Software & Data Management
Control and data acquisition are managed through LGR’s proprietary Analyzer Control Software (ACS), a Windows-based application supporting local GUI operation, remote SSH/TCP/IP access, and programmable API integration (Python, LabVIEW, MATLAB). Real-time spectral diagnostics—including cavity transmission decay time, laser current stability, and mirror contamination index—are continuously logged alongside concentration outputs. All raw interferograms and processed spectra are archived on the internal 40 GB SSD with timestamped metadata (GPS-sync capable via optional NMEA input). Data export formats include CSV, NetCDF, and HDF5, fully compatible with FluxNet, AmeriFlux, and ICOS data submission pipelines. Firmware updates are delivered via secure HTTPS and verified using SHA-256 checksums to ensure chain-of-custody integrity.
Applications
- Atmospheric boundary layer studies and regional GHG source/sink attribution
- Soil-atmosphere exchange measurements using static/dynamic chambers and gradient methods
- Mobile monitoring campaigns aboard ground vehicles, UAVs, and light aircraft
- Continuous emissions monitoring (CEM) for landfill gas recovery systems and biogas upgrading facilities
- Calibration transfer and reference standard verification in metrology labs
- Process control feedback in anaerobic digestion and carbon capture pilot plants
FAQ
What distinguishes Off-Axis ICOS from CRDS in field deployment?

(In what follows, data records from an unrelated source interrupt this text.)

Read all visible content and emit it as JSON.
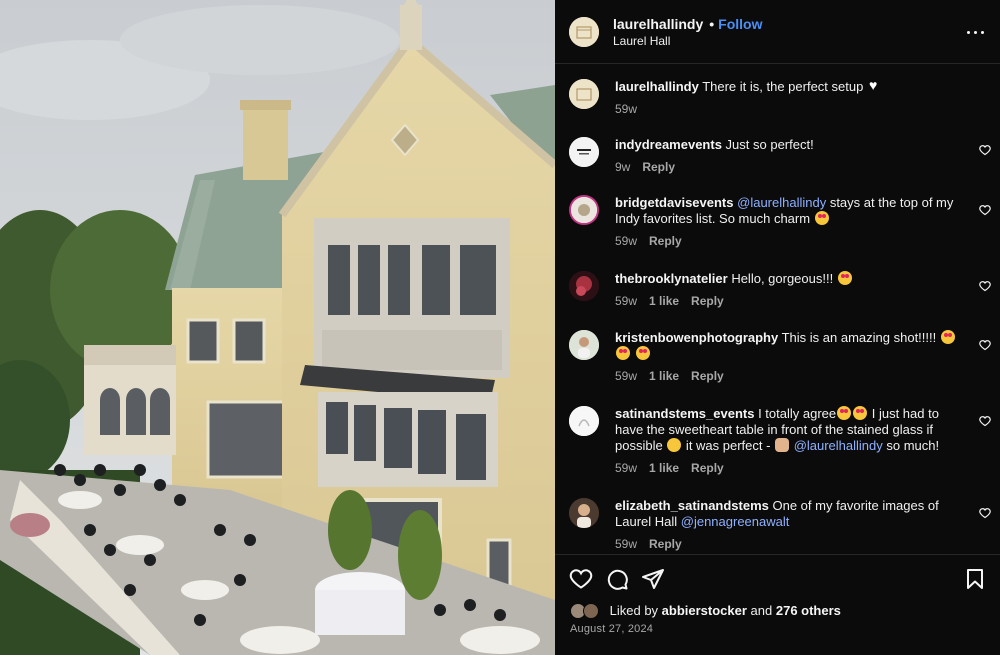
{
  "post": {
    "username": "laurelhallindy",
    "separator": "•",
    "follow_label": "Follow",
    "location": "Laurel Hall",
    "more_icon": "more-horizontal-icon"
  },
  "caption": {
    "username": "laurelhallindy",
    "text": " There it is, the perfect setup ",
    "time": "59w"
  },
  "comments": [
    {
      "username": "indydreamevents",
      "text": " Just so perfect!",
      "time": "9w",
      "likes": "",
      "reply": "Reply"
    },
    {
      "username": "bridgetdavisevents",
      "pre": " ",
      "mention": "@laurelhallindy",
      "text": " stays at the top of my Indy favorites list. So much charm ",
      "time": "59w",
      "likes": "",
      "reply": "Reply"
    },
    {
      "username": "thebrooklynatelier",
      "text": " Hello, gorgeous!!! ",
      "time": "59w",
      "likes": "1 like",
      "reply": "Reply"
    },
    {
      "username": "kristenbowenphotography",
      "text": " This is an amazing shot!!!!! ",
      "time": "59w",
      "likes": "1 like",
      "reply": "Reply"
    },
    {
      "username": "satinandstems_events",
      "text_a": " I totally agree",
      "text_b": " I just had to have the sweetheart table in front of the stained glass if possible ",
      "text_c": " it was perfect - ",
      "mention": "@laurelhallindy",
      "text_d": " so much!",
      "time": "59w",
      "likes": "1 like",
      "reply": "Reply"
    },
    {
      "username": "elizabeth_satinandstems",
      "text": " One of my favorite images of Laurel Hall ",
      "mention": "@jennagreenawalt",
      "time": "59w",
      "likes": "",
      "reply": "Reply"
    }
  ],
  "actions": {
    "like_icon": "heart-icon",
    "comment_icon": "comment-icon",
    "share_icon": "share-icon",
    "save_icon": "bookmark-icon"
  },
  "likes": {
    "prefix": "Liked by ",
    "user": "abbierstocker",
    "middle": " and ",
    "count": "276 others"
  },
  "date": "August 27, 2024",
  "colors": {
    "link": "#4a8ff7",
    "mention": "#8fb0ff",
    "background": "#000000"
  }
}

Off-Axis ICOS does not require precise cavity length stabilization or active laser frequency locking to cavity modes. Its alignment tolerance is ±100 µrad, enabling reliable operation after transport without re-optimization—unlike CRDS systems requiring daily cavity realignment.
Can the FGGA operate unattended for extended periods?
Yes. With external power conditioning and optional desiccant drying, the FGGA has demonstrated >6-month continuous uptime in Arctic and tropical field stations, supported by automated zero/span validation routines and self-diagnostic alerts.
Is H₂O measurement used solely for dilution correction?
No. The FGGA reports absolute H₂O mixing ratio as a primary analyte, enabling direct calculation of dew point, specific humidity, and latent heat flux—critical for energy balance modeling in ecosystem science.
How is calibration traceability maintained?
Each FGGA is factory-calibrated against gravimetrically prepared NIST-traceable standard gases. Users may perform field calibrations using certified permeation tubes or dynamic dilution systems; all calibration events are cryptographically signed and stored in the audit log.
Does the analyzer support synchronization with meteorological sensors?
Yes. RS232, analog I/O, and Ethernet ports allow hardware-level triggering and timestamp alignment with sonic anemometers, IRGA systems, and weather stations—ensuring phase-coherent data fusion for eddy covariance processing.